What does it mean when someone says dyslexia is a superpower?

It is meant to be encouraging — and some real strengths do appear at higher rates in people whose brains process language differently. But calling it a superpower frames those strengths as automatically given rather than built through effort and the right support. Lindblad’s path — STEM subjects, relentless targeted practice, My Path My Way — is a story of earned capability, not passive endowment.

My child has dyslexia and feels like they have no gifts at all. What do I say?

Start by separating where your child is right now from where they are headed. A parent screener is a useful starting point — it tells you which skills need building without requiring a formal label first. A screener is a starting point, not a diagnosis. If your child needs formal accommodations (IEP or 504) or you suspect a vision, hearing, or medical cause, a professional evaluation is the route to those supports. Then focus on process: every session that builds a real skill rewrites your child’s story about what they are able to do.
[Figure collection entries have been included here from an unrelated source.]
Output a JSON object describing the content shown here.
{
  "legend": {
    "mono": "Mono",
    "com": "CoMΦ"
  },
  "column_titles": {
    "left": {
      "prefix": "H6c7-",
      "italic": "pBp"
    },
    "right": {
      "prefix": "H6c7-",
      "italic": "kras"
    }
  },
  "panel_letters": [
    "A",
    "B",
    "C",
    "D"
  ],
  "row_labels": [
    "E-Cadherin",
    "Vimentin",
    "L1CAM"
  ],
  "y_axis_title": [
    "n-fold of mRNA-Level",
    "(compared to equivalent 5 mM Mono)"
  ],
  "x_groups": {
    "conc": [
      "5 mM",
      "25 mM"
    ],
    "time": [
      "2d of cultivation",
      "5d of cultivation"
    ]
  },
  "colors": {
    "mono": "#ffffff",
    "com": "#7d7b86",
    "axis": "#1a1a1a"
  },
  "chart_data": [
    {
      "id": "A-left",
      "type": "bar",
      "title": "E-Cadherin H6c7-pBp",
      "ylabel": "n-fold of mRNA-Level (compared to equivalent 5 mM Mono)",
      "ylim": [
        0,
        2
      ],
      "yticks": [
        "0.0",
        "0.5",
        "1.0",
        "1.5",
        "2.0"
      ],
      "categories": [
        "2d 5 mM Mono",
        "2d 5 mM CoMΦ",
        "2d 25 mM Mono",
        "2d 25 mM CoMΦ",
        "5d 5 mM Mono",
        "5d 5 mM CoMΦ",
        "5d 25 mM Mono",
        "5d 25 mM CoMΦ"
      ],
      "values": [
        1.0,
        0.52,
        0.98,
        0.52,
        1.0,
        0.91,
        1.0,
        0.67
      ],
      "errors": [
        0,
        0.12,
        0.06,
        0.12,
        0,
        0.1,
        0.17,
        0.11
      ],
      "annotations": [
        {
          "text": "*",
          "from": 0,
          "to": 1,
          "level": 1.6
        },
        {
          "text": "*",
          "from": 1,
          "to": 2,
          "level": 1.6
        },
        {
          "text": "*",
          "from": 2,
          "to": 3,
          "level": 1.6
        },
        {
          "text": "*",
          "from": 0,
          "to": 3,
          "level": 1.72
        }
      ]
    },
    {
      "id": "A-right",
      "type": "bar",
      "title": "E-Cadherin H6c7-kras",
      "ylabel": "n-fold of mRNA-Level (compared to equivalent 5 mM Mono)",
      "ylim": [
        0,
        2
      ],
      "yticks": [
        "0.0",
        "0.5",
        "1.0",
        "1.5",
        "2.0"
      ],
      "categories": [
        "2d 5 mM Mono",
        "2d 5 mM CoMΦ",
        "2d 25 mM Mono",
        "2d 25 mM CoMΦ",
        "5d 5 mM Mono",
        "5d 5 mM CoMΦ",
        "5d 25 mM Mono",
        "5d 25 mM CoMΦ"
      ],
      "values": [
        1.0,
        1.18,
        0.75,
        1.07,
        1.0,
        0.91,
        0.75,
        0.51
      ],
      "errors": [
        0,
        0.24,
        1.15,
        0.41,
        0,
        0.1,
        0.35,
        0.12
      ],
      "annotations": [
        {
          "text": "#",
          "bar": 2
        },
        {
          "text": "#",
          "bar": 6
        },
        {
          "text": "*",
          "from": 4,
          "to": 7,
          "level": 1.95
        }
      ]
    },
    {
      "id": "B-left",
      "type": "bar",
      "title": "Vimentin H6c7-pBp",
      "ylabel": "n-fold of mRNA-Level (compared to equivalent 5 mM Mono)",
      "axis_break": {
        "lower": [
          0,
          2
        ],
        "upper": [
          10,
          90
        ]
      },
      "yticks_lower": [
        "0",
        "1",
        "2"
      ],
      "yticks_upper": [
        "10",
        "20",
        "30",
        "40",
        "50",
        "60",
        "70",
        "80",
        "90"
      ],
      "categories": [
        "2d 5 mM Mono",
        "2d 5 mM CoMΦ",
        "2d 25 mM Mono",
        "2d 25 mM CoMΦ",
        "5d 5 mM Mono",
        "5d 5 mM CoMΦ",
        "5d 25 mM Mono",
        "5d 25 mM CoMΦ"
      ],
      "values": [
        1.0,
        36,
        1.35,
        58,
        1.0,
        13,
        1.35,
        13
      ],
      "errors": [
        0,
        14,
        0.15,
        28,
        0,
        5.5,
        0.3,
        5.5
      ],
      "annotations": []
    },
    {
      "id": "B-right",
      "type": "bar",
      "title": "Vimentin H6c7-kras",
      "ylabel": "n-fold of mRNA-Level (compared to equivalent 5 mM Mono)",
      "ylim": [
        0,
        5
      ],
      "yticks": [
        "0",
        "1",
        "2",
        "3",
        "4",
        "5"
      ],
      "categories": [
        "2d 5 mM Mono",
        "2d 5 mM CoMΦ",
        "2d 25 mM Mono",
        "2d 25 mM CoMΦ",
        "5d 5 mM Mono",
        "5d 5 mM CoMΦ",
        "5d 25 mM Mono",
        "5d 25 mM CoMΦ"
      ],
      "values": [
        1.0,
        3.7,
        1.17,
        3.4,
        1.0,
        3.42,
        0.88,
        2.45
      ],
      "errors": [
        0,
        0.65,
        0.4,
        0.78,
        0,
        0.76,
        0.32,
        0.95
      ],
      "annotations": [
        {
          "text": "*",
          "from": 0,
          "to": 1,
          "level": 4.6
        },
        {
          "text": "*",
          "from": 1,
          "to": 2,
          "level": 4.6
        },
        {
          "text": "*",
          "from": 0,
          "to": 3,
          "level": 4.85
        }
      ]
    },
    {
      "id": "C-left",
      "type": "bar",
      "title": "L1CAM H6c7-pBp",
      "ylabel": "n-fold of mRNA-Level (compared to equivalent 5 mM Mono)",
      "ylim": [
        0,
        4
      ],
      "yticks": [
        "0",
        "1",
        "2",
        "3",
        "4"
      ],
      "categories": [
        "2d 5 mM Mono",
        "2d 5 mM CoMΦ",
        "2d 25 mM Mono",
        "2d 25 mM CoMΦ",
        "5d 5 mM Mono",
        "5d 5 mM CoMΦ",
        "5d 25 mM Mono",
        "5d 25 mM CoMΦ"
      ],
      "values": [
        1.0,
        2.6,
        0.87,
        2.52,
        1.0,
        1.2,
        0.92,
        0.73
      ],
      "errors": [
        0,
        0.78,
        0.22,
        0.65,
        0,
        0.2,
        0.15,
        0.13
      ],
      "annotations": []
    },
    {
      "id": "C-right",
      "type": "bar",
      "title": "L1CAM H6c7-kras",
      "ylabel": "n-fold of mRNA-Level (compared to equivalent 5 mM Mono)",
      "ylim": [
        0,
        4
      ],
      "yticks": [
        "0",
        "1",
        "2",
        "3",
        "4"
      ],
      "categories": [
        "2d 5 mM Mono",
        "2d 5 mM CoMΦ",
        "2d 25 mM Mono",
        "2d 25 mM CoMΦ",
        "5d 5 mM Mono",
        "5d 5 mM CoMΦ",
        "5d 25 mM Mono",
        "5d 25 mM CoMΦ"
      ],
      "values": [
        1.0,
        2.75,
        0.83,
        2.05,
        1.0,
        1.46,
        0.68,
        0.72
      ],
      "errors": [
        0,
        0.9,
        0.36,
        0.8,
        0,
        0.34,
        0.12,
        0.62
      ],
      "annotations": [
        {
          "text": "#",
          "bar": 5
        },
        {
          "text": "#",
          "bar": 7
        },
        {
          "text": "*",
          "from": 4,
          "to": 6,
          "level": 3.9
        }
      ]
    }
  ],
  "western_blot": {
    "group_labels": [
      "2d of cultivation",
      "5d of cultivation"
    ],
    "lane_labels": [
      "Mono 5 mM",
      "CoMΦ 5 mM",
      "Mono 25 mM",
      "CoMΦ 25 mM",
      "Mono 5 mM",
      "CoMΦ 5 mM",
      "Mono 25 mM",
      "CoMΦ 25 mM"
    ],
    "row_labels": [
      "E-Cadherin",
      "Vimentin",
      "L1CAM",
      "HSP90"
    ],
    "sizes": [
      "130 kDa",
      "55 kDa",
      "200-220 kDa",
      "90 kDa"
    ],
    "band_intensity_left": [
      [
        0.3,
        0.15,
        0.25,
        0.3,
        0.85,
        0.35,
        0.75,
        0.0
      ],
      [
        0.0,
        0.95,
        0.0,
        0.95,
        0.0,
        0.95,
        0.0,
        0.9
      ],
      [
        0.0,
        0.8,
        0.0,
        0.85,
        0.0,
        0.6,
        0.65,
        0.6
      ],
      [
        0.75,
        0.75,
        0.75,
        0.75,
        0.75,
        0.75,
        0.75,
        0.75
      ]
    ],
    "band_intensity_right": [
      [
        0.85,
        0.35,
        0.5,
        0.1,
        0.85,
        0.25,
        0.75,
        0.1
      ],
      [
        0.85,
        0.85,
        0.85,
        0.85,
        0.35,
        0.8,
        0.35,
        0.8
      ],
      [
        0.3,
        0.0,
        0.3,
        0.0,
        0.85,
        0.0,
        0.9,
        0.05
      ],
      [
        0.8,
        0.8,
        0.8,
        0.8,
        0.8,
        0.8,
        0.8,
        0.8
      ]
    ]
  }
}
Is dyslexia actually linked to any real cognitive strengths?

Directionally yes — with important nuance. Research finds higher rates of certain visual-spatial and creative thinking patterns in people with dyslexia. These are not universal and vary widely by individual. The IDA’s 2025 definition moved away from fixed-trait framing toward changeable, multi-system factors. Some strengths emerge for many people with dyslexia; they are built through specific effort and adaptation, not guaranteed by the diagnosis.

How do I talk to my child about dyslexia without making them feel broken or like they should feel lucky?

You are building your reading skills is more accurate and more motivating than either you have dyslexia (fixed label) or you have a superpower (dismisses the struggle). Focus on the specific skill being built in each session, celebrate concrete progress, and keep the lens on trajectory. Lindblad’s phrase — My Path, My Way — is a solid script: your child is finding their route, and that route is worth building deliberately.